In the four years since it has grown dramatically and it is still accelerating. All Hector is doing is what he’s always done without ulterior motives.
Always give off good vibes
Hector subscribes Gary Vee’s philosophy in Jab, Jab, Jab, Right Hook. For those unfamiliar with this, each jab is giving something for free, and only after doing this do you earn the right to be paid.
Everyone is trying to promote themselves online right now. Yet people are looking for information, not a sales pitch. Have you ever read something and hoped there would be a long call-to-action (CTA) at the end where you can buy that person’s products? Yeah, neither have I.
Hector doesn’t use any CTAs and this means he has built up respect. He gives away advice for free in a format perfect for Quora. He uses engaging stories that take a minute or two to read. This means his content is perfectly aligned with what the audience wants and they begin to trust him. His readers find his products of their own free will, which makes them much more likely to be customers.
Ask a simple question
As you can imagine Hector’s inbox is flooded with people trying to message him directly. As a busy entrepreneur, it’s impossible for him to answer everything and I’m happy we connected. One question he kept coming back to in our discussion was simple but potent:
Is there anything I can do for you?
There’s a big difference between this and “what do you want?” or “what are you looking for?”. His version is disarming because he’s offering his help before he knows what the other person wants. The way most people ask increases the pressure to justify the request. Try this question out on your friends and family when you think they are going to ask for something. It’s a skill to put others at ease.

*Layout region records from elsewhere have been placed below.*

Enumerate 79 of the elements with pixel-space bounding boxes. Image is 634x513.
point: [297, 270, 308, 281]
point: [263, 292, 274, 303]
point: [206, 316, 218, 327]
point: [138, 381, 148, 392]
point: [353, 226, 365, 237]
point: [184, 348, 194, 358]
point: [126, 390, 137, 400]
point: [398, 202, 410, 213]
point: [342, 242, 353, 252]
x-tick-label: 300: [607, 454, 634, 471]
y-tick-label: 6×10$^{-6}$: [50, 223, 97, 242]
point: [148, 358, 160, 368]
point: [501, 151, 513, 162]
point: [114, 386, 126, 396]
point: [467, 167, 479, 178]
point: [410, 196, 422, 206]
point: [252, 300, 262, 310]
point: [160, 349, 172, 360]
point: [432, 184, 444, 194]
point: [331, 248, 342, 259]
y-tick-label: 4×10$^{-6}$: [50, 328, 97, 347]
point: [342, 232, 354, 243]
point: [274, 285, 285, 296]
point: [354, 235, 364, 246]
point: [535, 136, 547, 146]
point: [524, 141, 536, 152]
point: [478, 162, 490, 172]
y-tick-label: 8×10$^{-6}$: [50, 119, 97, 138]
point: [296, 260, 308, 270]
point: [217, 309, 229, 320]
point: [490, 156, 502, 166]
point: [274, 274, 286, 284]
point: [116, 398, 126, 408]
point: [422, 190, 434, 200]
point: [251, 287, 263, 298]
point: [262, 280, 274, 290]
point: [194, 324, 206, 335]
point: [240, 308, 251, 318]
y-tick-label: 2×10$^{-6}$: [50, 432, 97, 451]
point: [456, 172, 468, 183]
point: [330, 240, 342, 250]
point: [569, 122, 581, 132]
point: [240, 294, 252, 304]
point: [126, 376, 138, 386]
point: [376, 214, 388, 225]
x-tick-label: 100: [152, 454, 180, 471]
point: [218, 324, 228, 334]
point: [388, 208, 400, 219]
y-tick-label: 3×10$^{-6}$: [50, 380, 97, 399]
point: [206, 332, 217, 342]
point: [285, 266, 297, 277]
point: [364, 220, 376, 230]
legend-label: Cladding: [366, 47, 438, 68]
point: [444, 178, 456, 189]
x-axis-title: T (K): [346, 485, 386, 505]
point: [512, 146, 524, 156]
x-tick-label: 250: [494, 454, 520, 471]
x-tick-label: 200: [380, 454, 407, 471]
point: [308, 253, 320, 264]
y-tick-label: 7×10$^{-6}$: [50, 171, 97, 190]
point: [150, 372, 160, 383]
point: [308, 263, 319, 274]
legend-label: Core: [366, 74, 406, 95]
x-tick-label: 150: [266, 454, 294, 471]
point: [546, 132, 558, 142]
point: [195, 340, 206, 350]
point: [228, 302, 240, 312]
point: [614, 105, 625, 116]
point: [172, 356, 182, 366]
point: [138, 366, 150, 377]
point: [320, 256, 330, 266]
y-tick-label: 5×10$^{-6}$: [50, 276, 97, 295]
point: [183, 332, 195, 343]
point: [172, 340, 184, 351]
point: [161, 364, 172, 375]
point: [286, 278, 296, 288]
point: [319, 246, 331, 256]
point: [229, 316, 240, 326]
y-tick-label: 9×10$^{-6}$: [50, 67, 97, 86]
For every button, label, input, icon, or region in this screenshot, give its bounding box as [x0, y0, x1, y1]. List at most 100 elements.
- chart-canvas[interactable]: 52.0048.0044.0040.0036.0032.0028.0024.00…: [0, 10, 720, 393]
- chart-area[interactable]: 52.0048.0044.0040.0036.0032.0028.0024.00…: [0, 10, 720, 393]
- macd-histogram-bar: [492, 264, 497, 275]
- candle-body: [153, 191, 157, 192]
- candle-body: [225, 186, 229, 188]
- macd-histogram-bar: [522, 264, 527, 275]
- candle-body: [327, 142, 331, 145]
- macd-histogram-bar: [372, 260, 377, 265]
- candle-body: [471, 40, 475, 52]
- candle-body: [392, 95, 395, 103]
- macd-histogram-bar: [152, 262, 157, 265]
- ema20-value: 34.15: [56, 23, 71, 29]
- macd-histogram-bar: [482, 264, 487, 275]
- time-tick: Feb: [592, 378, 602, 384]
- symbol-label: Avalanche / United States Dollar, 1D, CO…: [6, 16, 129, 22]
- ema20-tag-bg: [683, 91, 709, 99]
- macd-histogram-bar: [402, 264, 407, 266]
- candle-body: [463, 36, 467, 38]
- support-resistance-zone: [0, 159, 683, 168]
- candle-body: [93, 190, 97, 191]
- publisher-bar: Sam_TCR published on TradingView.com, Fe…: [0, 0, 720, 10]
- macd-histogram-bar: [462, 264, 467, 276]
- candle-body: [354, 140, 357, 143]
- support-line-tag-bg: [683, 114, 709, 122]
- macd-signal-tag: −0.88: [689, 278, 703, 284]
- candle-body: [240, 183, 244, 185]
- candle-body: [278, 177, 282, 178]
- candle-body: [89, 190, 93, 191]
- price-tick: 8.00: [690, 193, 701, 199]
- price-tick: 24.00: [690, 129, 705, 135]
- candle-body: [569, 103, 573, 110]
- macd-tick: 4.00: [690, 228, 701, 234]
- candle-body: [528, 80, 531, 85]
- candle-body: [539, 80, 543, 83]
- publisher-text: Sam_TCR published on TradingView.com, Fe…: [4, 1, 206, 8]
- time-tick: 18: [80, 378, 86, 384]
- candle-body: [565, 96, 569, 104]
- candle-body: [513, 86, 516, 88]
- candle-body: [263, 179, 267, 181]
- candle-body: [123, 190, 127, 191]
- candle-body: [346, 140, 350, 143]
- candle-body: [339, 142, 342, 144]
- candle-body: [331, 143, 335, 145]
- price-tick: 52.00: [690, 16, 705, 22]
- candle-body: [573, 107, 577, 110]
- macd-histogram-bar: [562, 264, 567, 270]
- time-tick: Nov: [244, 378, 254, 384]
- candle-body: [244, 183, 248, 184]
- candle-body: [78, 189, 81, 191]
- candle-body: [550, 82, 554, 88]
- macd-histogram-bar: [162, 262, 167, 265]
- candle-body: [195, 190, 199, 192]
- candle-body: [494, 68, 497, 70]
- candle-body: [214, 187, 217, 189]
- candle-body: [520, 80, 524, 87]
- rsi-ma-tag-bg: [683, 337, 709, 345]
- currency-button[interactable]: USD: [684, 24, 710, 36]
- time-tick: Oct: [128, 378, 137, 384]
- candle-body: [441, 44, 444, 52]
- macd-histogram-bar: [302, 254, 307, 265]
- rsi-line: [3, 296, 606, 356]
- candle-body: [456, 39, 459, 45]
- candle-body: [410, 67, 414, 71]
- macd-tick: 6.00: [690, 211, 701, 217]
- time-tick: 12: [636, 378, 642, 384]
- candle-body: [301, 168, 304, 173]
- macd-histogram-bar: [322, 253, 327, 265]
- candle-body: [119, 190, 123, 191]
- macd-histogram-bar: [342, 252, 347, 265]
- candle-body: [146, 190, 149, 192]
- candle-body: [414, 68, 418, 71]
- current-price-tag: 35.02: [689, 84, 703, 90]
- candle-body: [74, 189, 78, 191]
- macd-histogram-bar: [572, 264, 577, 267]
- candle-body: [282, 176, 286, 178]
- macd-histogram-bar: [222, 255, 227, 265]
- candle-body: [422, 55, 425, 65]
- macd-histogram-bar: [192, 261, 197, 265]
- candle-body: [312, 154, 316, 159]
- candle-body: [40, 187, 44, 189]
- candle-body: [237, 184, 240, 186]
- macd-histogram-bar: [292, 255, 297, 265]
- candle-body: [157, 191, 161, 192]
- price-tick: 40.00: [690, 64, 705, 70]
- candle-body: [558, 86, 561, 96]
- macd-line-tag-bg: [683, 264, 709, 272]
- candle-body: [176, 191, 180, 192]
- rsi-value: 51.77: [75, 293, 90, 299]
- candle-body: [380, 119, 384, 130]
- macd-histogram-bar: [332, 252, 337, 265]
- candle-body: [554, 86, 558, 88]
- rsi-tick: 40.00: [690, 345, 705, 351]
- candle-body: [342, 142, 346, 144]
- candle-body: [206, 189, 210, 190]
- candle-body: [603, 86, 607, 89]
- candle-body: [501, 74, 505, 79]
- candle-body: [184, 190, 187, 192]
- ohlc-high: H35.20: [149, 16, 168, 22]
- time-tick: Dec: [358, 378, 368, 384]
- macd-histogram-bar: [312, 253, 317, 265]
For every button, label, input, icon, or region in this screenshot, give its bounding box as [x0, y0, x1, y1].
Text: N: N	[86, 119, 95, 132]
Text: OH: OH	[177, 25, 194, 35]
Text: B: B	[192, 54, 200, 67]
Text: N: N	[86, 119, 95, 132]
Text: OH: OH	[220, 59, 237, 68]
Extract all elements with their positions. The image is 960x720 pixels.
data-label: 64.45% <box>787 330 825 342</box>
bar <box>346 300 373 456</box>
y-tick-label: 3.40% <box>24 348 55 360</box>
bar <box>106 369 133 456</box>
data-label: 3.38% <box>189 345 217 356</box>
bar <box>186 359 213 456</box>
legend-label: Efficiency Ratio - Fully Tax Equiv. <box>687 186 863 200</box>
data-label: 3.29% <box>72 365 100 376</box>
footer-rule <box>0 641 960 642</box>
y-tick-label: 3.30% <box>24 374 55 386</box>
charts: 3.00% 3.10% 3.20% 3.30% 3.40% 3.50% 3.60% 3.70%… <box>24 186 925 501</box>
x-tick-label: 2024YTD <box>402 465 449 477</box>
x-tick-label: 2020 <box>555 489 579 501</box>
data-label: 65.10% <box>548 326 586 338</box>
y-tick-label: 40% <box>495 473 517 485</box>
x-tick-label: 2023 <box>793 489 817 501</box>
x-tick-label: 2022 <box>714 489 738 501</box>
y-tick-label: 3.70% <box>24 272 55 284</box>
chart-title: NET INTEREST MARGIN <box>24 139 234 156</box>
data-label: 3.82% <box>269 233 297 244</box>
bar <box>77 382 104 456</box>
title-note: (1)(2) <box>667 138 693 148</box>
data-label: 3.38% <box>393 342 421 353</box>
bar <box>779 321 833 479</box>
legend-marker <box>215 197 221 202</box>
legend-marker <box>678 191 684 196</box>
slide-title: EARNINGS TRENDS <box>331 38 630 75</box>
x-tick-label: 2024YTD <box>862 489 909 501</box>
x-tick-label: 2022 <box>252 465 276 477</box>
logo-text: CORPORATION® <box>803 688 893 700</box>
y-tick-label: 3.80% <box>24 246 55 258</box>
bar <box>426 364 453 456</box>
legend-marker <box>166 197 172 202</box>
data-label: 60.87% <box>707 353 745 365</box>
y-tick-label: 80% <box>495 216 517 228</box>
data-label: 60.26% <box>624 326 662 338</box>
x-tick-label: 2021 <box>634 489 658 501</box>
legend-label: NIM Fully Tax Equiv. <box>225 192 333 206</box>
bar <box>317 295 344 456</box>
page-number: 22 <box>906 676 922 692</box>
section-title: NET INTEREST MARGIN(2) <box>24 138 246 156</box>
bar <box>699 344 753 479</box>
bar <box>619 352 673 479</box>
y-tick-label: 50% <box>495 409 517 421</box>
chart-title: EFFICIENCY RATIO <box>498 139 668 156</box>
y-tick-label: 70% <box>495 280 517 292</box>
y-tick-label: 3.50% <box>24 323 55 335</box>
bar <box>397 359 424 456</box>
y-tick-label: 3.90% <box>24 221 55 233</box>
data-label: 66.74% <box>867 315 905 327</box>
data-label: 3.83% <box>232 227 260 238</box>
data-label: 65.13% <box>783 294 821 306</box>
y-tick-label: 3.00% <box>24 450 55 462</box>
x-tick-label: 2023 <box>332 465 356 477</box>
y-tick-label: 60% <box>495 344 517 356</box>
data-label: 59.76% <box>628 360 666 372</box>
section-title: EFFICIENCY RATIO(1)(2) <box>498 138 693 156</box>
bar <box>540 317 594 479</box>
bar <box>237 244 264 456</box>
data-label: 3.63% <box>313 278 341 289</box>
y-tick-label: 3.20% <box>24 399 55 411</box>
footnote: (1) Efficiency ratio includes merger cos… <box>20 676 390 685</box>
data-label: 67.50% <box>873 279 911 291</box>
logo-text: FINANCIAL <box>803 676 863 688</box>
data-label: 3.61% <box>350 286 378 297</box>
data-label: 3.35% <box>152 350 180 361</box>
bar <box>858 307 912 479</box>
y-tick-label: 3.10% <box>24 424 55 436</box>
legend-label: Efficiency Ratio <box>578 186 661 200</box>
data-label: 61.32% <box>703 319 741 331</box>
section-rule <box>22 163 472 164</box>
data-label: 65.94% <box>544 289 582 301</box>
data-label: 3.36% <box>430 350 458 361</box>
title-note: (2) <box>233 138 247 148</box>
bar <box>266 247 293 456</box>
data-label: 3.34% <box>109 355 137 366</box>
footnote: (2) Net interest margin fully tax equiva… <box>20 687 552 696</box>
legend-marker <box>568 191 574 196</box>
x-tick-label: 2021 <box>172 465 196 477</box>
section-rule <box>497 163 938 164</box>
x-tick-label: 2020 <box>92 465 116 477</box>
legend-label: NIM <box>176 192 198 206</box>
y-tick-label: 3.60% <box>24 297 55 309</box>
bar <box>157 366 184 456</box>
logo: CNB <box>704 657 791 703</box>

When you’re trying to grow your network, be remembered as the person who felt easy to talk to and trustworthy. No one likes being put on the spot.
What you should take with you
Hector Quintanilla runs one of the largest, if not the largest, online entrepreneurship communities in the world. He got there as a side effect of his real mission which was to help other startup founders to reach their potential. If you want to build your network only to profit, it is painfully obvious and offputting. Instead, show you care and people will come to you.